Di dalam negeri, Indonesia juga sedang menghadapi sentimen domestik dengan kenaikan permintaan pembiayaan dari korporasi untuk repatriasi deviden dan pembayaran utang.

“[Meskipun] fundamentalnya ke depan rupiah akan menguat, tetapi gerakan dari bulan ke bulan akan tergantung pada sentimen-sentimen ini,” ujar Perry.
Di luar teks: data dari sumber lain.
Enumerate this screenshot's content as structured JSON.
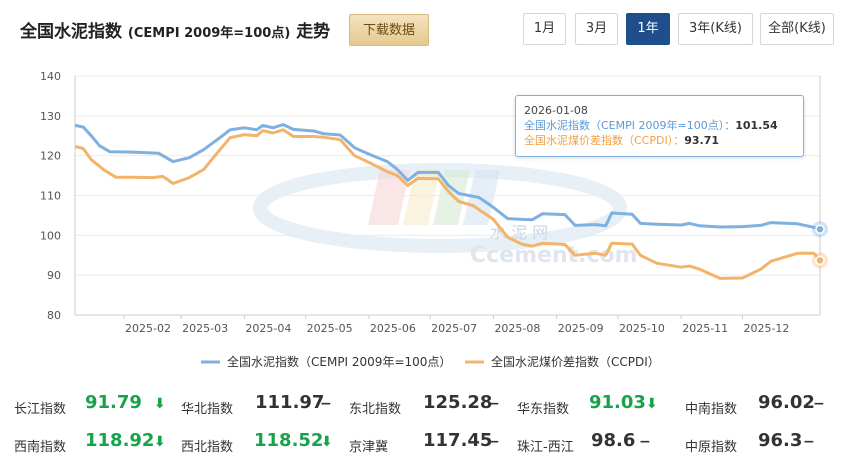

Jika dibandingkan dengan mata uang negara lain, kata dia, pelemahan rupiah masih lebih baik. Sejak Desember 2023 hingga pertengahan Juni ini, rupiah melemah 5,92 persen terhadap dolar AS.

Sementara itu, won Korea melemah 6,78 persen, baht Thailand melemah 6,92 persen, peso Meksiko melemah 7,89 persen, real Brazil melemah 10,63 persen, dan yen Jepang melemah 10,78 persen.

“Jadi pelemahan rupiah itu relatif masih lebih baik. Dan kami yakin ke depan akan menguat, fundamentalnya akan mengarah ke sana,” ujar Perry, meyakinkan.

Sebelumnya, nilai tukar (kurs) rupiah terhadap dolar AS yang ditransaksikan antarbank di Jakarta pada Kamis pagi ini turun 18 poin atau 0,11 persen menjadi Rp16.383 per dolar AS dari penutupan perdagangan sebelumnya sebesar Rp16.365 per dolar AS.

Salah satu penyebabnya adalah kebijakan The Fed yang tidak menurunkan suku bunganya hingga dipengaruhi tensi geopolitik dunia yang memanas.

Investasi

Menyikapi pelemahan nilai rupiah, pengamat makroekonomi dan keuangan dari Institute for Development of Economics and Finance (Indef) Abdul Manap Pulungan menganjurkan masyarakat yang memiliki dana lebih untuk tetap berinvestasi.

“Ini [berinvestasi] memang pilihan, tergantung persepsi risiko masing-masing. Kalau berani risiko, investasi saham dan investasi lain,” kata Abdul Manap Pulungan di Kabupaten Badung, Bali, Kamis (20/6/2024), seperti dikutip Antara.

Sebelumnya, nilai tukar (kurs) rupiah terhadap dolar AS yang ditransaksikan antarbank di Jakarta pada Kamis pagi ini turun 18 poin atau 0,11 persen menjadi Rp16.383 per dolar AS dari penutupan perdagangan sebelumnya sebesar Rp16.365 per dolar AS.

Adapun penyebabnya antara lain tingkat suku bunga bank sentral AS, the Fed, yang tidak menurunkan suku bunganya hingga dipengaruhi tensi geopolitik dunia yang memanas. Dia menambahkan saat ini merupakan momentum yang pas untuk membeli saham ketika sejumlah emiten yang melantai di bursa sedang tak bergairah.

Saham yang potensial dilirik, ungkap Abdul Manap, saham blue chip atau saham yang memiliki kapitalisasi pasar yang besar namun saat ini harganya menurun.

Namun demikian, dia menyarankan calon investor perorangan untuk memikirkan investasi di saham dalam jangka yang panjang yakni lima hingga 10 tahun. “Yang ideal itu memang membeli saham sewaktu (harga) turun saat ini, nanti dijual 5-10 tahun mendatang. Jangan dijual saat naik cuma lima persen, itu sama dengan trading bukan investasi,” katanya.

Diungkapkan olehnya, selain saham, sejumlah dana bisa diarahkan untuk membeli properti atau aset tanah termasuk tanah produktif misalnya sawah atau perkebunan yang memberikan hasil.

Namun, investasi tanah, kata dia, tidak bisa langsung likuid ketika memerlukan dana dalam keadaan mendesak. Selanjutnya, urai Abdul, investasi dengan membeli emas apabila ingin berinvestasi jangka panjang yakni di atas 10 tahun.

Seperti diketahui, harga emas Antam saat ini sudah tergolong tinggi yakni mencapai Rp1.355.000 per gram atau naik Rp6.000 dibandingkan pada Rabu (19/6) yang berpotensi jadi pilihan untuk investasi jangka panjang.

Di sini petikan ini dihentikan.